Soul legend Aretha Franklin received the television-miniseries treatment with Genius: Aretha, a project that works best when it lets her music do the talking.

Cynthia Erivo plays Aretha who, moments into the start of Genius, makes it clear that they found the right woman for this job. Recreating the tumultuous life of Aretha Franklin requires more, however, than just singing her classic hits with power and excitement. It requires revisiting a life filled with trauma and challenges, as foreshadowed by journalists questioning Franklin on who "calls the shots," her father or her husband, at a press conference (to which she responds, "I think you've all been reading a few too many gossip columns").

She learns to free herself from the men in her life determined to dominate her, beginning with her father, renowned Baptist preacher and civil rights activist the Rev. C.L. Franklin. Courtney B. Vance is magnetic as the elder Franklin, a preacher who, one character says, "loved Sunday morning and Saturday night." In one scene, he's urging a tween-age Aretha to sing at a house party before Art Tatum and Dinah Washington. But the Rev. Franklin is also shown as a compulsive womanizer, confronted by his girlfriend — who Aretha had grown to love, hoping she would become her stepmom.

A fight over infidelity followed by violence is a cycle we see repeated with Aretha and her husband Ted, after he ruins a recording session by fighting in the studio. "You were supposed to be good as gold," Aretha says.

Despite crackling performances from Erivo, Vance and the actress who plays young Aretha, Shaian Jordan, Genius: Aretha too often unfolds like a predictable biopic burdened by ham-handed storytelling.

It's the third installment of National Geographic's Genius anthology series, but the first about a woman or a non-white person, following seasons on Albert Einstein and Pablo Picasso. So, some may be disappointed in how it presents a succession of Black men who take advantage of Franklin, from her philandering father, to her philandering husband, to a man who left her pregnant at age 12.

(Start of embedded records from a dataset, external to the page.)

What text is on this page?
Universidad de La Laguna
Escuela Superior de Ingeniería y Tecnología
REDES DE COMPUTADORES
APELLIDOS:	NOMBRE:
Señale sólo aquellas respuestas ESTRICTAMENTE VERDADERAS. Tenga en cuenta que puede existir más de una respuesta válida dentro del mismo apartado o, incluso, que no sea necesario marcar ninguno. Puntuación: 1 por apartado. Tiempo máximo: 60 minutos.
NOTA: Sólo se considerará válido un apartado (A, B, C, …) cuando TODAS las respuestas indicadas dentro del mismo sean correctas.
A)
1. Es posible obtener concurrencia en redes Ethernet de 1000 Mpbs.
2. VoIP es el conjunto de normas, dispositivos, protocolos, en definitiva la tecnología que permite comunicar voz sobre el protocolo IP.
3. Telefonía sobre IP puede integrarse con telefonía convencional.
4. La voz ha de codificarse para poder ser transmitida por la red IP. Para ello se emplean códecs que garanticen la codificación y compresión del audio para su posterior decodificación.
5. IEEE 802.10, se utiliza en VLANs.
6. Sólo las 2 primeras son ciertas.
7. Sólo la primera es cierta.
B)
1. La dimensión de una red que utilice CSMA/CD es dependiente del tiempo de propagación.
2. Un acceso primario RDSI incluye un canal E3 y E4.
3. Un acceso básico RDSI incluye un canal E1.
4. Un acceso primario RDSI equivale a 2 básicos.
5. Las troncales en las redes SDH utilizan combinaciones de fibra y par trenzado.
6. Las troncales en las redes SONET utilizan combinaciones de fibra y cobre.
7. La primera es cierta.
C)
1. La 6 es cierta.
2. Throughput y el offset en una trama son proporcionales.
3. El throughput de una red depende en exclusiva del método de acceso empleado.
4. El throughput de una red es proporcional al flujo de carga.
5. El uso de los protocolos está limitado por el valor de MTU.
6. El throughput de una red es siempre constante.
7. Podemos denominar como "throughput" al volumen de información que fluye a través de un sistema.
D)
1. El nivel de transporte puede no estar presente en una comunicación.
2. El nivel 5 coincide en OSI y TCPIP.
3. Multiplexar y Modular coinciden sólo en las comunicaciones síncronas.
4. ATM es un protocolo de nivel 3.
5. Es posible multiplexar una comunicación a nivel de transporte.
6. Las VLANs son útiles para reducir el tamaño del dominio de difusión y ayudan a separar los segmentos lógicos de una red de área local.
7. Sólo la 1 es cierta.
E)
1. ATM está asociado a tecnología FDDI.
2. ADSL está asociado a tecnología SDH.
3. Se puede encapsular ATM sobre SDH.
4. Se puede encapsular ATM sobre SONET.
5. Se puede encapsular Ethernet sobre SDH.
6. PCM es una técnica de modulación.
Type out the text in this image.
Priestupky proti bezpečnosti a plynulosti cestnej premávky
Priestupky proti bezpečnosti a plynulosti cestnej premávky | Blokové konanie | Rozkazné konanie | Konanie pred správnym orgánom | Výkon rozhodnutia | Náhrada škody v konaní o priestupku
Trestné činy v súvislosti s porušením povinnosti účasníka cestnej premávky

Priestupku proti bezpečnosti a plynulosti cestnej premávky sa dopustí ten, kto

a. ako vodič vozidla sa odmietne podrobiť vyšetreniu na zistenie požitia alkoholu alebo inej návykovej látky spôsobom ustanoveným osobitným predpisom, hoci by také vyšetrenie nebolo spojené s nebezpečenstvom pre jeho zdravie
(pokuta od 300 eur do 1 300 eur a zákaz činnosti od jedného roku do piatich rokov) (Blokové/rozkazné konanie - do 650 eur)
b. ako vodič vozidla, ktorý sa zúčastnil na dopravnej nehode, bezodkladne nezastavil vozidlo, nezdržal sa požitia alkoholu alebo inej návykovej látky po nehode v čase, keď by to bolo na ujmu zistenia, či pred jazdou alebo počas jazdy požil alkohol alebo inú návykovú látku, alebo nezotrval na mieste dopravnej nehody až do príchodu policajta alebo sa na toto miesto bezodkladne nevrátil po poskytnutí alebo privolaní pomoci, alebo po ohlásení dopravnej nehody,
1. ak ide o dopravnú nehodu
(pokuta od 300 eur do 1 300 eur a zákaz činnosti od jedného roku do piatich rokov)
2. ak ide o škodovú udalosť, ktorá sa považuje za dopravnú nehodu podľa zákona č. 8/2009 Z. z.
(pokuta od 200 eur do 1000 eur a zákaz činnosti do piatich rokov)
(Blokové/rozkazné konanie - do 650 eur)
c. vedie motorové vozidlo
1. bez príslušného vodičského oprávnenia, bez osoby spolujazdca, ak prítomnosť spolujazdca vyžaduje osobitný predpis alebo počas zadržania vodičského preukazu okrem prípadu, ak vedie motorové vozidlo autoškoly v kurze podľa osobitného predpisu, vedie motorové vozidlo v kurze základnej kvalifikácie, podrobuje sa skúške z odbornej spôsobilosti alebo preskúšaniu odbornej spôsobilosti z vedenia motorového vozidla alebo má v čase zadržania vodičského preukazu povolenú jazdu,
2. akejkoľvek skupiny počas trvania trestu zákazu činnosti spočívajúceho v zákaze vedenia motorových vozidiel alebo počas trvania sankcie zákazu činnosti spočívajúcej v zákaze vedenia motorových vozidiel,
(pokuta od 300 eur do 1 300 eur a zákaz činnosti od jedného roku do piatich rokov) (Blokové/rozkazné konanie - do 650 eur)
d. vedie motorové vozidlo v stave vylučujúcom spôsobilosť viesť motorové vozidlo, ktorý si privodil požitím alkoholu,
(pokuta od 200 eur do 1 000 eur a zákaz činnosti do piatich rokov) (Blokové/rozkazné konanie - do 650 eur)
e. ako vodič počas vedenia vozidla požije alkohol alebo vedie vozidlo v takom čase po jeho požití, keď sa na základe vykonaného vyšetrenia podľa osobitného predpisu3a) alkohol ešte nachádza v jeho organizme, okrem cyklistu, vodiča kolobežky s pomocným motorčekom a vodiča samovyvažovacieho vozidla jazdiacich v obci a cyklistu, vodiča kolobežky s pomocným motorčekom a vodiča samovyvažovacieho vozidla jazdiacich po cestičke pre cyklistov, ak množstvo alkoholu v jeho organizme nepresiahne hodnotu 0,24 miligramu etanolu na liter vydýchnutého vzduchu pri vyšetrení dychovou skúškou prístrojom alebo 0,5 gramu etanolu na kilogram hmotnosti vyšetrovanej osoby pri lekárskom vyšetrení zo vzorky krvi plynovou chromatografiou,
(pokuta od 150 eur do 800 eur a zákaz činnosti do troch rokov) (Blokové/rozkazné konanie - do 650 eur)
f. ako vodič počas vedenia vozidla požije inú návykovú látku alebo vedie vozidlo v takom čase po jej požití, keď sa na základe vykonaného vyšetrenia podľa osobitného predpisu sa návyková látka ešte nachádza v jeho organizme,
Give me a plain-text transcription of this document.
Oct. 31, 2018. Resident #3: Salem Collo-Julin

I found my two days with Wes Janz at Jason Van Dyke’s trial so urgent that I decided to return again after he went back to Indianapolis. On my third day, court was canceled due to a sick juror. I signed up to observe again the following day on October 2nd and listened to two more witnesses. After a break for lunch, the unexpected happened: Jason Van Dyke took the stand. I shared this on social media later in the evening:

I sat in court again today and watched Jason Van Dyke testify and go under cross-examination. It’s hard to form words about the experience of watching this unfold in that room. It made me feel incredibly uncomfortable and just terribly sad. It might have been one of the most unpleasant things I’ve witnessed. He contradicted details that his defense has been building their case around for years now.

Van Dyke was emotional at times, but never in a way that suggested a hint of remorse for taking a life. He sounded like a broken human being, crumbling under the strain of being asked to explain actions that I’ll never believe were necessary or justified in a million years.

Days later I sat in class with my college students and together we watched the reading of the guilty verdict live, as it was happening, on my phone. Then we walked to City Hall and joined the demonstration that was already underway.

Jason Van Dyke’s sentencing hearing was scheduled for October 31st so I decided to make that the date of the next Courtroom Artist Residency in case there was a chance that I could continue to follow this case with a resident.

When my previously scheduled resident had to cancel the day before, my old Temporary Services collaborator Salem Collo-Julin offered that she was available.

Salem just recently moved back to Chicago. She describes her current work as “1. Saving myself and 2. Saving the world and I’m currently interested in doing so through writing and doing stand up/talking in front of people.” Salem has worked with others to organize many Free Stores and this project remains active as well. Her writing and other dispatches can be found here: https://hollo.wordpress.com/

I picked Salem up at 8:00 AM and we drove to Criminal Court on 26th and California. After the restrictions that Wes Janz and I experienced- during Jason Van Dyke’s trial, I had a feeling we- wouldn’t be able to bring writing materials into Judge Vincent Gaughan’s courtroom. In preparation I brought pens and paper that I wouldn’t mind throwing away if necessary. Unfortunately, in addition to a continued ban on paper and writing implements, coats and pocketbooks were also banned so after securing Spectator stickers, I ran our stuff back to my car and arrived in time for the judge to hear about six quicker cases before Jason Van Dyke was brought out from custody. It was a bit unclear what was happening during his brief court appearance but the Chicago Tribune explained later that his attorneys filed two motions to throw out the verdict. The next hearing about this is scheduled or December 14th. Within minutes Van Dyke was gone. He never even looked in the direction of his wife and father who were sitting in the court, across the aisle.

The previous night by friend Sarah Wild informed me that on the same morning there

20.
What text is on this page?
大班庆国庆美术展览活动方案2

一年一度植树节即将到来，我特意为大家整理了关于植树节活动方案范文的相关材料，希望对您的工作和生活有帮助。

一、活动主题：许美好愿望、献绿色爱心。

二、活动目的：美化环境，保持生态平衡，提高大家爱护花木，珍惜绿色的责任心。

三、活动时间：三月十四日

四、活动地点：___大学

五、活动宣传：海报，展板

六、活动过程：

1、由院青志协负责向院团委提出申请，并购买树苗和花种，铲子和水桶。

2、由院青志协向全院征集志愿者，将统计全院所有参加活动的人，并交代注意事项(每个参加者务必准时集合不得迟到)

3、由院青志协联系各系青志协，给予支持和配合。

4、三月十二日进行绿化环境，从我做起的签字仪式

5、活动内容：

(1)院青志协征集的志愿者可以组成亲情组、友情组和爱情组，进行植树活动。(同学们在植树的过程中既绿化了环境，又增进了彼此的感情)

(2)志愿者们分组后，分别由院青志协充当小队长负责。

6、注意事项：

The best moments involve showing how Franklin transitioned from gospel star to soul diva. That includes a scene where producer, songwriter and performer Curtis Mayfield urges her to channel her tribulations into her vocals in the studio: "You move people; you take the heaviness of life and you make it beautiful. We need that."

Aretha sings again, but this time pouring herself out over a swaying track called "Something He Can Feel." If more moments in Genius: Aretha matched this one, it would truly be the triumph Erivo and the Queen of Soul deserve.

Genius: Aretha debuts this Sunday, March 21, on the National Geographic channel.